By Dick Pettys
(6/3/09) Former Gov. Roy Barnes, whose defeat after a single term in 2002 sent shockwaves through Georgia politics and set the stage for Republicans to control state government for much of the past eight years, will announce today he is seeking his old job back.
That ends months of speculation about whether he will seek to swing the state back into the Democratic column, at least at the chief executive level. Winning back the Legislature is not something most observers see in the cards for Democrats for the timebeing.
The announcement is scheduled for 1:30 p.m. in Marietta, but the campaign won’t begin immediately. Between now and July 1, the official launch date, he will be wrapping up current commitments.
While the decision doesn’t exactly come out of the blue, given the amount of speculation it had spawned, it does set Democratic politics spinning.
An InsiderAdvantage / Majority Opinion Research poll conducted May 21 showed Barnes the prohibitive favorite in the Democratic race for governor should he decide to run. He was at 38 percent, compared with 3 percent for Attorney General Thurbert Baker, 2 percent for former Adjutant General David Poythress and 2 percent for House Minority Leader DuBose Porter, with some 53 percent of likely Democratic voters undecided.
It also impacts the Republican calculus, putting a name with star power into the mix in what some had rated as a pushover field for whoever captured the Republican nomination. Barnes knows the state and in the past showed himself to be a prolific fundraiser, although that skill did not help him fend off the surprisingly strong challenge from Sonny Perdue. (He outspent Perdue $20 million to $4 million.)

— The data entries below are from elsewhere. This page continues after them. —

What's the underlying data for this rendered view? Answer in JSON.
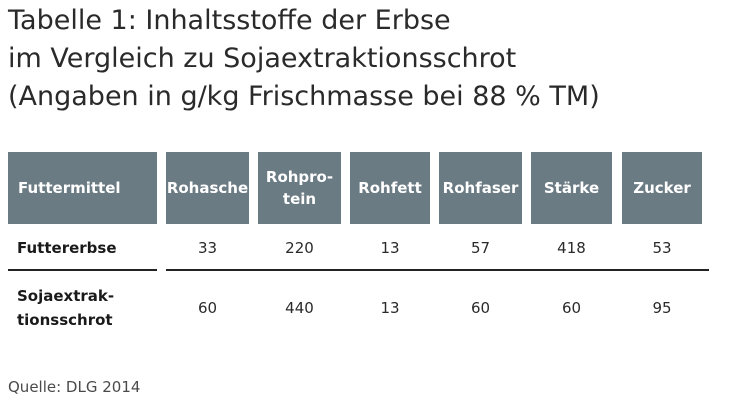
{
  "title": {
    "line1": "Tabelle 1: Inhaltsstoffe der Erbse",
    "line2": "im Vergleich zu Sojaextraktionsschrot",
    "line3": "(Angaben in g/kg Frischmasse bei 88 % TM)"
  },
  "table": {
    "headers": {
      "futtermittel": "Futtermittel",
      "rohasche": "Rohasche",
      "rohprotein_line1": "Rohpro-",
      "rohprotein_line2": "tein",
      "rohfett": "Rohfett",
      "rohfaser": "Rohfaser",
      "staerke": "Stärke",
      "zucker": "Zucker"
    },
    "rows": [
      {
        "label_line1": "Futtererbse",
        "values": [
          "33",
          "220",
          "13",
          "57",
          "418",
          "53"
        ]
      },
      {
        "label_line1": "Sojaextrak-",
        "label_line2": "tionsschrot",
        "values": [
          "60",
          "440",
          "13",
          "60",
          "60",
          "95"
        ]
      }
    ]
  },
  "source": "Quelle: DLG 2014"
}
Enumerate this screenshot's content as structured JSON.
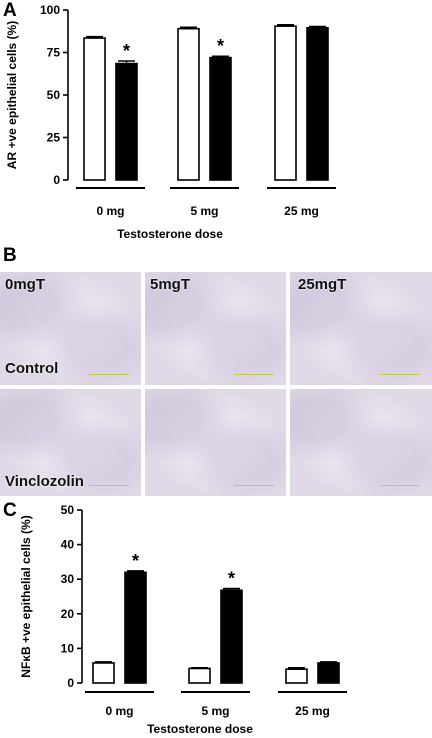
{
  "panels": {
    "a": "A",
    "b": "B",
    "c": "C"
  },
  "chart_data": [
    {
      "type": "bar",
      "categories": [
        "0 mg",
        "5 mg",
        "25 mg"
      ],
      "series": [
        {
          "name": "",
          "values": [
            83.5,
            89,
            90.5
          ],
          "errors": [
            0.8,
            0.8,
            0.8
          ],
          "color": "#ffffff"
        },
        {
          "name": "",
          "values": [
            68.5,
            72,
            89.5
          ],
          "errors": [
            1.5,
            0.8,
            0.8
          ],
          "color": "#000000"
        }
      ],
      "significance": [
        "*",
        "*",
        ""
      ],
      "ylabel": "AR +ve epithelial cells (%)",
      "xlabel": "Testosterone dose",
      "ylim": [
        0,
        100
      ],
      "yticks": [
        "0",
        "25",
        "50",
        "75",
        "100"
      ],
      "legend": "none",
      "grid": false
    },
    {
      "type": "bar",
      "categories": [
        "0 mg",
        "5 mg",
        "25 mg"
      ],
      "series": [
        {
          "name": "",
          "values": [
            5.8,
            4.2,
            4.0
          ],
          "errors": [
            0.3,
            0.2,
            0.4
          ],
          "color": "#ffffff"
        },
        {
          "name": "",
          "values": [
            32,
            26.8,
            5.8
          ],
          "errors": [
            0.4,
            0.5,
            0.3
          ],
          "color": "#000000"
        }
      ],
      "significance": [
        "*",
        "*",
        ""
      ],
      "ylabel": "NFκB +ve epithelial cells (%)",
      "xlabel": "Testosterone dose",
      "ylim": [
        0,
        50
      ],
      "yticks": [
        "0",
        "10",
        "20",
        "30",
        "40",
        "50"
      ],
      "legend": "none",
      "grid": false
    }
  ],
  "micrographs": {
    "top_labels": [
      "0mgT",
      "5mgT",
      "25mgT"
    ],
    "row_labels": [
      "Control",
      "Vinclozolin"
    ]
  }
}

Barnes’ loss has been blamed variously on his alienation of teachers with a far-reaching school reform plan, anxiety among suburban voters over the proposed Northern Arc and his swift and successful push to remove the Confederate battle emblem from Georgia’s flag. Too, Perdue successfully exploited the Democrat’s 2001 effort to use redistricting to retard Republican gains.
After exiting the executive mansion in 2003, Barnes gave six months of free legal work to the poor, then opened his own law shop that by all accounts appears to be going great guns. His flag stand earned him a prestigious Profile in Courage award from the John F. Kennedy Presidential Library Foundation.
Without a second term to finish what he started, Barnes has seen many of the top efforts of his administration dismantled or deferred – reducing class sizes, developing a strong regional transportation system and even providing an enhanced homestead exemption for homeowners.
At various stages of the 2010 campaign, he will encounter some of the operatives who contributed to his defeat in 2002. Working for Republican Karen Handel is bomb-throwing communications specialist Dan McLagan, who helped devise the famous rat ad in the 2002 campaign. Derrick Dickey, also a veteran of the 2002 campaign, is advising Republican Eric Johnson.
Poythress made it clear he, at least for one, isn't getting out of the way in the Democratic battle. "Roy is obviously going to try to outrun his past polarizing, divisive style of leadership andI don't think the voters are going to let him do that," he said. Poythress said the race will be about his vision for the future versus Barnes' past divisive past.